Analyzing three fossils of humans, originating from the Bacho Kiro cave in Bulgaria, the researchers noted that interbreeding with Neanderthals likely occurred in the family of these individuals.
It turns out that these fossils date back between 43,000 and 42,000 years. The first humans arrived in Europe roughly 50,000 years ago, while Neanderthals became extinct in the region 40,000 years ago.
In other words, neanderthals and humans may have interbred much more frequently than previously thought. That's because researchers were able to conclude that the humans in the Bulgarian cave had ancestors 5 to 7 generations apart who were neanderthals.

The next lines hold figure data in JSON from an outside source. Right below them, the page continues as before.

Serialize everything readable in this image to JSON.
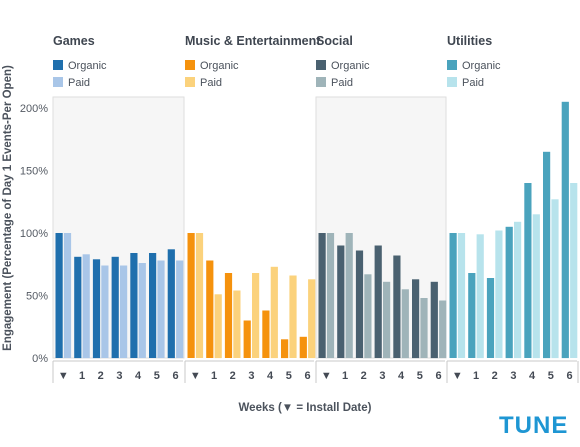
{
  "brand": {
    "text": "TUNE",
    "color": "#1e96d3"
  },
  "chart_data": {
    "type": "bar",
    "ylabel": "Engagement (Percentage of Day 1 Events-Per Open)",
    "xlabel": "Weeks (▼ = Install Date)",
    "ylim": [
      0,
      210
    ],
    "y_ticks": [
      0,
      50,
      100,
      150,
      200
    ],
    "y_tick_labels": [
      "0%",
      "50%",
      "100%",
      "150%",
      "200%"
    ],
    "categories": [
      "▼",
      "1",
      "2",
      "3",
      "4",
      "5",
      "6"
    ],
    "grid": false,
    "groups": [
      {
        "title": "Games",
        "shaded": true,
        "series": [
          {
            "name": "Organic",
            "color": "#1f6fad",
            "values": [
              100,
              81,
              79,
              81,
              84,
              84,
              87
            ]
          },
          {
            "name": "Paid",
            "color": "#a9c6e8",
            "values": [
              100,
              83,
              74,
              74,
              76,
              78,
              78
            ]
          }
        ]
      },
      {
        "title": "Music & Entertainment",
        "shaded": false,
        "series": [
          {
            "name": "Organic",
            "color": "#f5920d",
            "values": [
              100,
              78,
              68,
              30,
              38,
              15,
              17
            ]
          },
          {
            "name": "Paid",
            "color": "#fbd27c",
            "values": [
              100,
              51,
              54,
              68,
              73,
              66,
              63
            ]
          }
        ]
      },
      {
        "title": "Social",
        "shaded": true,
        "series": [
          {
            "name": "Organic",
            "color": "#4a6170",
            "values": [
              100,
              90,
              86,
              90,
              82,
              63,
              61
            ]
          },
          {
            "name": "Paid",
            "color": "#9fb4b9",
            "values": [
              100,
              100,
              67,
              61,
              55,
              48,
              46
            ]
          }
        ]
      },
      {
        "title": "Utilities",
        "shaded": false,
        "series": [
          {
            "name": "Organic",
            "color": "#4aa3bd",
            "values": [
              100,
              68,
              64,
              105,
              140,
              165,
              205
            ]
          },
          {
            "name": "Paid",
            "color": "#b7e3ec",
            "values": [
              100,
              99,
              102,
              109,
              115,
              127,
              140
            ]
          }
        ]
      }
    ]
  }
}
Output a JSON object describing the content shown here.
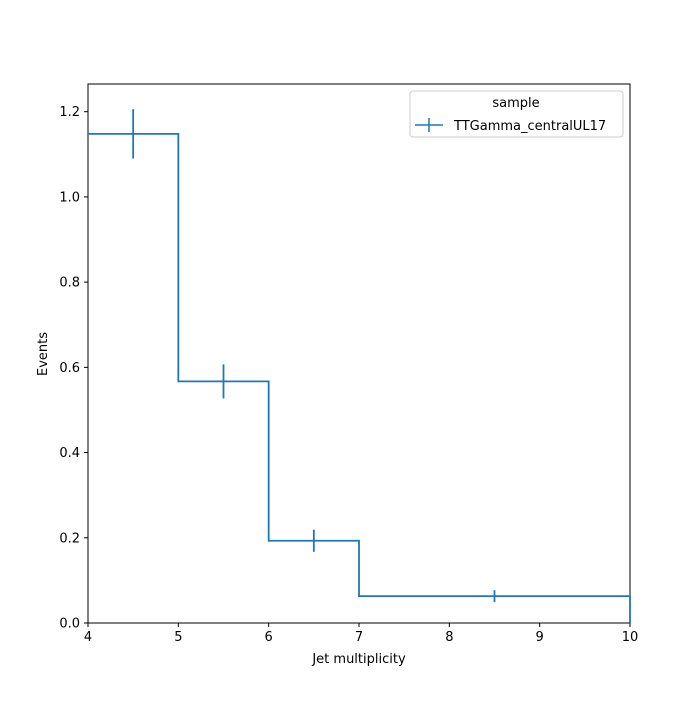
{
  "chart_data": {
    "type": "step-histogram",
    "title": "",
    "xlabel": "Jet multiplicity",
    "ylabel": "Events",
    "xlim": [
      4,
      10
    ],
    "ylim": [
      0,
      1.265
    ],
    "xticks": [
      "4",
      "5",
      "6",
      "7",
      "8",
      "9",
      "10"
    ],
    "yticks": [
      "0.0",
      "0.2",
      "0.4",
      "0.6",
      "0.8",
      "1.0",
      "1.2"
    ],
    "grid": false,
    "legend": {
      "title": "sample",
      "placement": "top-right"
    },
    "series": [
      {
        "name": "TTGamma_centralUL17",
        "color": "#1f77b4",
        "bins": [
          {
            "low": 4,
            "high": 5,
            "value": 1.148,
            "error": 0.058
          },
          {
            "low": 5,
            "high": 6,
            "value": 0.567,
            "error": 0.04
          },
          {
            "low": 6,
            "high": 7,
            "value": 0.193,
            "error": 0.026
          },
          {
            "low": 7,
            "high": 10,
            "value": 0.063,
            "error": 0.014
          }
        ]
      }
    ]
  }
}
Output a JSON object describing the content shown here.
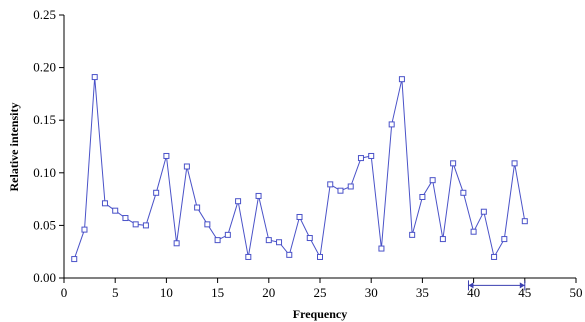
{
  "chart_data": {
    "type": "line",
    "title": "",
    "xlabel": "Frequency",
    "ylabel": "Relative intensity",
    "xlim": [
      0,
      50
    ],
    "ylim": [
      0,
      0.25
    ],
    "x_ticks": [
      "0",
      "5",
      "10",
      "15",
      "20",
      "25",
      "30",
      "35",
      "40",
      "45",
      "50"
    ],
    "y_ticks": [
      "0.00",
      "0.05",
      "0.10",
      "0.15",
      "0.20",
      "0.25"
    ],
    "grid": false,
    "legend": "none",
    "series": [
      {
        "color": "#4a52c8",
        "marker": "open-square",
        "x": [
          1,
          2,
          3,
          4,
          5,
          6,
          7,
          8,
          9,
          10,
          11,
          12,
          13,
          14,
          15,
          16,
          17,
          18,
          19,
          20,
          21,
          22,
          23,
          24,
          25,
          26,
          27,
          28,
          29,
          30,
          31,
          32,
          33,
          34,
          35,
          36,
          37,
          38,
          39,
          40,
          41,
          42,
          43,
          44,
          45
        ],
        "y": [
          0.018,
          0.046,
          0.191,
          0.071,
          0.064,
          0.057,
          0.051,
          0.05,
          0.081,
          0.116,
          0.033,
          0.106,
          0.067,
          0.051,
          0.036,
          0.041,
          0.073,
          0.02,
          0.078,
          0.036,
          0.034,
          0.022,
          0.058,
          0.038,
          0.02,
          0.089,
          0.083,
          0.087,
          0.114,
          0.116,
          0.028,
          0.146,
          0.189,
          0.041,
          0.077,
          0.093,
          0.037,
          0.109,
          0.081,
          0.044,
          0.063,
          0.02,
          0.037,
          0.109,
          0.054
        ]
      }
    ],
    "annotations": [
      {
        "type": "double-arrow",
        "x_start": 39.5,
        "x_end": 45,
        "y": -0.007
      }
    ]
  }
}
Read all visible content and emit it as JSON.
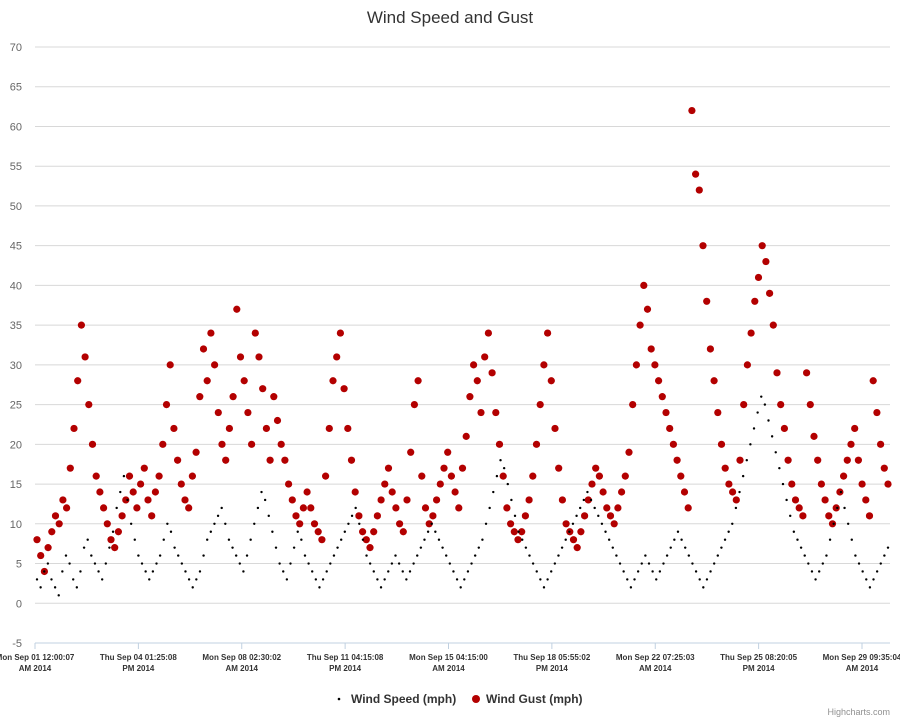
{
  "chart_data": {
    "type": "scatter",
    "title": "Wind Speed and Gust",
    "xlabel": "",
    "ylabel": "",
    "ylim": [
      -5,
      70
    ],
    "y_ticks": [
      -5,
      0,
      5,
      10,
      15,
      20,
      25,
      30,
      35,
      40,
      45,
      50,
      55,
      60,
      65,
      70
    ],
    "x_tick_labels": [
      {
        "line1": "Mon Sep 01 12:00:07",
        "line2": "AM 2014"
      },
      {
        "line1": "Thu Sep 04 01:25:08",
        "line2": "PM 2014"
      },
      {
        "line1": "Mon Sep 08 02:30:02",
        "line2": "AM 2014"
      },
      {
        "line1": "Thu Sep 11 04:15:08",
        "line2": "PM 2014"
      },
      {
        "line1": "Mon Sep 15 04:15:00",
        "line2": "AM 2014"
      },
      {
        "line1": "Thu Sep 18 05:55:02",
        "line2": "PM 2014"
      },
      {
        "line1": "Mon Sep 22 07:25:03",
        "line2": "AM 2014"
      },
      {
        "line1": "Thu Sep 25 08:20:05",
        "line2": "PM 2014"
      },
      {
        "line1": "Mon Sep 29 09:35:04",
        "line2": "AM 2014"
      }
    ],
    "grid": true,
    "legend_position": "bottom-center",
    "colors": {
      "wind_speed": "#000000",
      "wind_gust": "#b30000",
      "grid": "#d8d8d8"
    },
    "series": [
      {
        "name": "Wind Speed (mph)",
        "marker": "small-dot",
        "values": [
          3,
          2,
          4,
          5,
          3,
          2,
          1,
          4,
          6,
          5,
          3,
          2,
          4,
          7,
          8,
          6,
          5,
          4,
          3,
          5,
          7,
          9,
          12,
          14,
          16,
          13,
          10,
          8,
          6,
          5,
          4,
          3,
          4,
          5,
          6,
          8,
          10,
          9,
          7,
          6,
          5,
          4,
          3,
          2,
          3,
          4,
          6,
          8,
          9,
          10,
          11,
          12,
          10,
          8,
          7,
          6,
          5,
          4,
          6,
          8,
          10,
          12,
          14,
          13,
          11,
          9,
          7,
          5,
          4,
          3,
          5,
          7,
          9,
          8,
          6,
          5,
          4,
          3,
          2,
          3,
          4,
          5,
          6,
          7,
          8,
          9,
          10,
          11,
          12,
          10,
          8,
          6,
          5,
          4,
          3,
          2,
          3,
          4,
          5,
          6,
          5,
          4,
          3,
          4,
          5,
          6,
          7,
          8,
          9,
          10,
          9,
          8,
          7,
          6,
          5,
          4,
          3,
          2,
          3,
          4,
          5,
          6,
          7,
          8,
          10,
          12,
          14,
          16,
          18,
          17,
          15,
          13,
          11,
          9,
          8,
          7,
          6,
          5,
          4,
          3,
          2,
          3,
          4,
          5,
          6,
          7,
          8,
          9,
          10,
          11,
          12,
          13,
          14,
          13,
          12,
          11,
          10,
          9,
          8,
          7,
          6,
          5,
          4,
          3,
          2,
          3,
          4,
          5,
          6,
          5,
          4,
          3,
          4,
          5,
          6,
          7,
          8,
          9,
          8,
          7,
          6,
          5,
          4,
          3,
          2,
          3,
          4,
          5,
          6,
          7,
          8,
          9,
          10,
          12,
          14,
          16,
          18,
          20,
          22,
          24,
          26,
          25,
          23,
          21,
          19,
          17,
          15,
          13,
          11,
          9,
          8,
          7,
          6,
          5,
          4,
          3,
          4,
          5,
          6,
          8,
          10,
          12,
          14,
          12,
          10,
          8,
          6,
          5,
          4,
          3,
          2,
          3,
          4,
          5,
          6,
          7
        ]
      },
      {
        "name": "Wind Gust (mph)",
        "marker": "circle",
        "values": [
          8,
          6,
          4,
          7,
          9,
          11,
          10,
          13,
          12,
          17,
          22,
          28,
          35,
          31,
          25,
          20,
          16,
          14,
          12,
          10,
          8,
          7,
          9,
          11,
          13,
          16,
          14,
          12,
          15,
          17,
          13,
          11,
          14,
          16,
          20,
          25,
          30,
          22,
          18,
          15,
          13,
          12,
          16,
          19,
          26,
          32,
          28,
          34,
          30,
          24,
          20,
          18,
          22,
          26,
          37,
          31,
          28,
          24,
          20,
          34,
          31,
          27,
          22,
          18,
          26,
          23,
          20,
          18,
          15,
          13,
          11,
          10,
          12,
          14,
          12,
          10,
          9,
          8,
          16,
          22,
          28,
          31,
          34,
          27,
          22,
          18,
          14,
          11,
          9,
          8,
          7,
          9,
          11,
          13,
          15,
          17,
          14,
          12,
          10,
          9,
          13,
          19,
          25,
          28,
          16,
          12,
          10,
          11,
          13,
          15,
          17,
          19,
          16,
          14,
          12,
          17,
          21,
          26,
          30,
          28,
          24,
          31,
          34,
          29,
          24,
          20,
          16,
          12,
          10,
          9,
          8,
          9,
          11,
          13,
          16,
          20,
          25,
          30,
          34,
          28,
          22,
          17,
          13,
          10,
          9,
          8,
          7,
          9,
          11,
          13,
          15,
          17,
          16,
          14,
          12,
          11,
          10,
          12,
          14,
          16,
          19,
          25,
          30,
          35,
          40,
          37,
          32,
          30,
          28,
          26,
          24,
          22,
          20,
          18,
          16,
          14,
          12,
          62,
          54,
          52,
          45,
          38,
          32,
          28,
          24,
          20,
          17,
          15,
          14,
          13,
          18,
          25,
          30,
          34,
          38,
          41,
          45,
          43,
          39,
          35,
          29,
          25,
          22,
          18,
          15,
          13,
          12,
          11,
          29,
          25,
          21,
          18,
          15,
          13,
          11,
          10,
          12,
          14,
          16,
          18,
          20,
          22,
          18,
          15,
          13,
          11,
          28,
          24,
          20,
          17,
          15
        ]
      }
    ]
  },
  "credits": "Highcharts.com"
}
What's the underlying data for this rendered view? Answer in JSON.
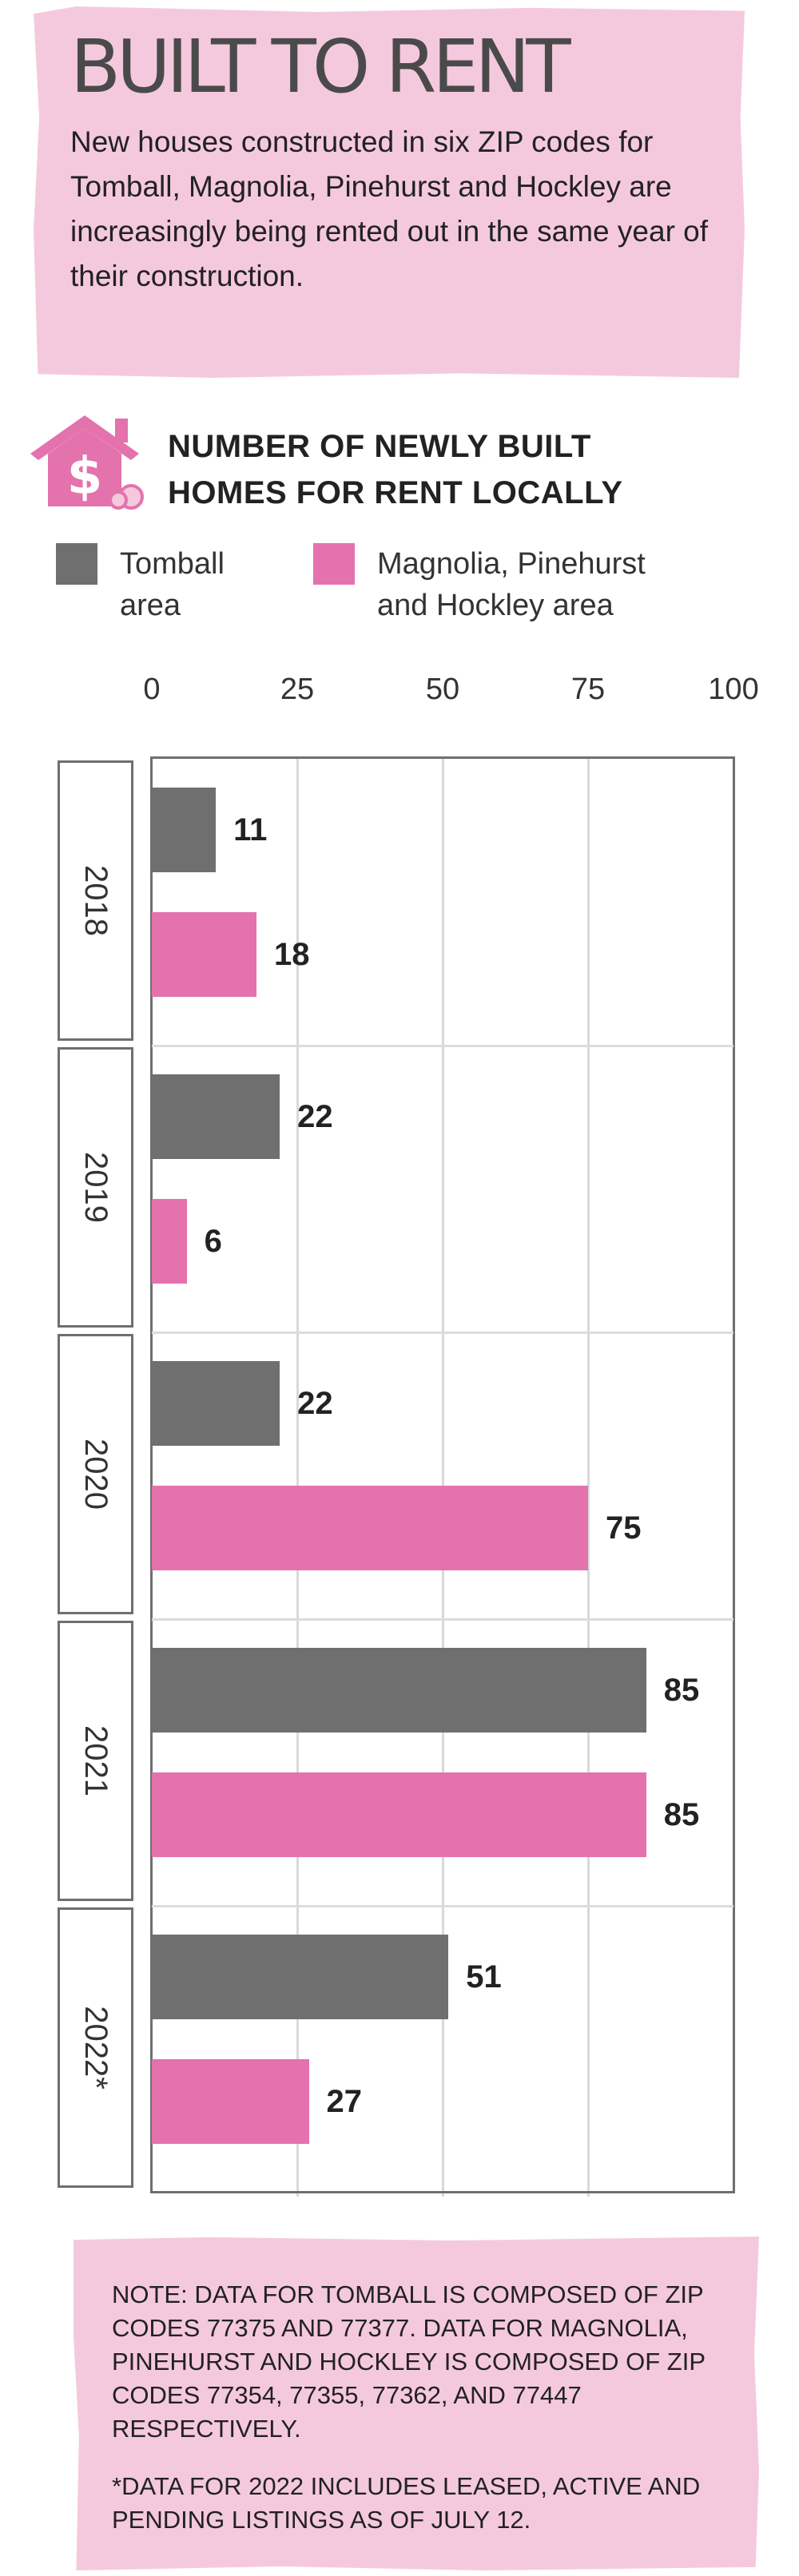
{
  "header": {
    "title": "BUILT TO RENT",
    "intro": "New houses constructed in six ZIP codes for Tomball, Magnolia, Pinehurst and Hockley are increasingly being rented out in the same year of their construction."
  },
  "chart_heading": {
    "line1": "NUMBER OF NEWLY BUILT",
    "line2": "HOMES FOR RENT LOCALLY"
  },
  "legend": [
    {
      "line1": "Tomball",
      "line2": "area",
      "color": "#6f6f6f"
    },
    {
      "line1": "Magnolia, Pinehurst",
      "line2": "and Hockley area",
      "color": "#e472ad"
    }
  ],
  "colors": {
    "tomball": "#6f6f6f",
    "magnolia": "#e472ad",
    "accent_bg": "#f5c9dd"
  },
  "icons": {
    "house": "house-with-dollar-sign-icon"
  },
  "chart_data": {
    "type": "bar",
    "orientation": "horizontal",
    "title": "NUMBER OF NEWLY BUILT HOMES FOR RENT LOCALLY",
    "categories": [
      "2018",
      "2019",
      "2020",
      "2021",
      "2022*"
    ],
    "series": [
      {
        "name": "Tomball area",
        "color": "#6f6f6f",
        "values": [
          11,
          22,
          22,
          85,
          51
        ]
      },
      {
        "name": "Magnolia, Pinehurst and Hockley area",
        "color": "#e472ad",
        "values": [
          18,
          6,
          75,
          85,
          27
        ]
      }
    ],
    "xlim": [
      0,
      100
    ],
    "xticks": [
      "0",
      "25",
      "50",
      "75",
      "100"
    ],
    "grid": true,
    "legend_position": "top"
  },
  "notes": {
    "note1": "NOTE: DATA FOR TOMBALL IS COMPOSED OF ZIP CODES 77375 AND 77377. DATA FOR MAGNOLIA, PINEHURST AND HOCKLEY IS COMPOSED OF ZIP CODES 77354, 77355, 77362, AND 77447 RESPECTIVELY.",
    "note2": "*DATA FOR 2022 INCLUDES LEASED, ACTIVE AND PENDING LISTINGS AS OF JULY 12."
  }
}
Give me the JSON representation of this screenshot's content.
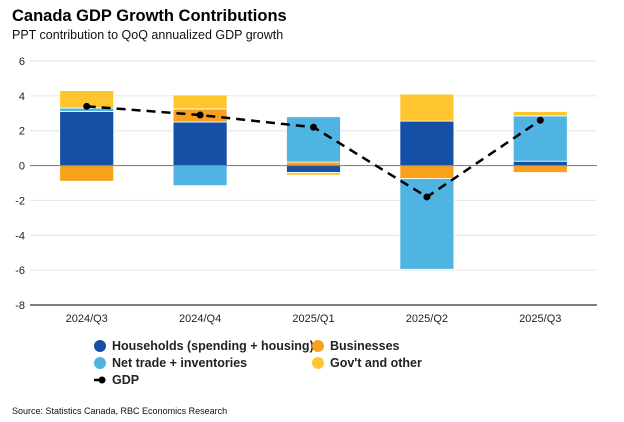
{
  "chart_data": {
    "type": "bar",
    "stacked": true,
    "title": "Canada GDP Growth Contributions",
    "subtitle": "PPT contribution to QoQ annualized GDP growth",
    "categories": [
      "2024/Q3",
      "2024/Q4",
      "2025/Q1",
      "2025/Q2",
      "2025/Q3"
    ],
    "ylim": [
      -8,
      6
    ],
    "yticks": [
      6,
      4,
      2,
      0,
      -2,
      -4,
      -6,
      -8
    ],
    "grid": true,
    "legend_placement": "bottom",
    "series": [
      {
        "name": "Households (spending + housing)",
        "color": "#1550A6",
        "values": [
          3.1,
          2.5,
          -0.4,
          2.55,
          0.25
        ]
      },
      {
        "name": "Businesses",
        "color": "#F9A11B",
        "values": [
          -0.9,
          0.75,
          0.2,
          -0.75,
          -0.4
        ]
      },
      {
        "name": "Net trade + inventories",
        "color": "#4FB4E1",
        "values": [
          0.2,
          -1.15,
          2.6,
          -5.2,
          2.6
        ]
      },
      {
        "name": "Gov't and other",
        "color": "#FFC52F",
        "values": [
          1.0,
          0.8,
          -0.15,
          1.55,
          0.25
        ]
      }
    ],
    "line": {
      "name": "GDP",
      "type": "line",
      "style": "dashed",
      "color": "#000000",
      "values": [
        3.4,
        2.9,
        2.2,
        -1.8,
        2.6
      ]
    }
  },
  "source": "Source: Statistics Canada, RBC Economics Research"
}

From the genetic variability of other fossils, it was also concluded that the humans of Bacho Kiro probably arrived in Europe by a hitherto unknown migration, when other hominid populations were still extensively inhabiting the Middle East and the Old Continent.
The marked extinction of the Neanderthals
As said before, the H. sapiens probably interacted frequently with other species of humans who subsequently became extinct. These interactions may often have been sexual, resulting in the genetic mixing of modern humans. At other times they may have been conflictual, resulting in the death of entire tribes and the extinction of other humans.
Studies suggest, moreover, that the Homo sapiens This was because our species was probably more sociable among its groups, and had more versatile resources. This led Neanderthals and other species slowly to extinction, but not before they left their genes imprinted on our family tree.
In addition, the humans from Bacho Kiro are some of the oldest fossils of sapiens in Europe. Yet another fossil from the Czech Republic showed evidence of interbreeding with Neanderthals, making this the oldest in Europe discovered to date. The remains were discovered in 1950, but another independent study published this month showed the link to the discovery of theof Bacho Kiro.
The authors suggest that, over time, repositioning of distinct populations may have occurred on the European continent. Along with this phenomenon, genetic mixing occurred through the crossing of these populations of individuals from different species.
Articles are available in Nature and Nature Ecology & Evolution.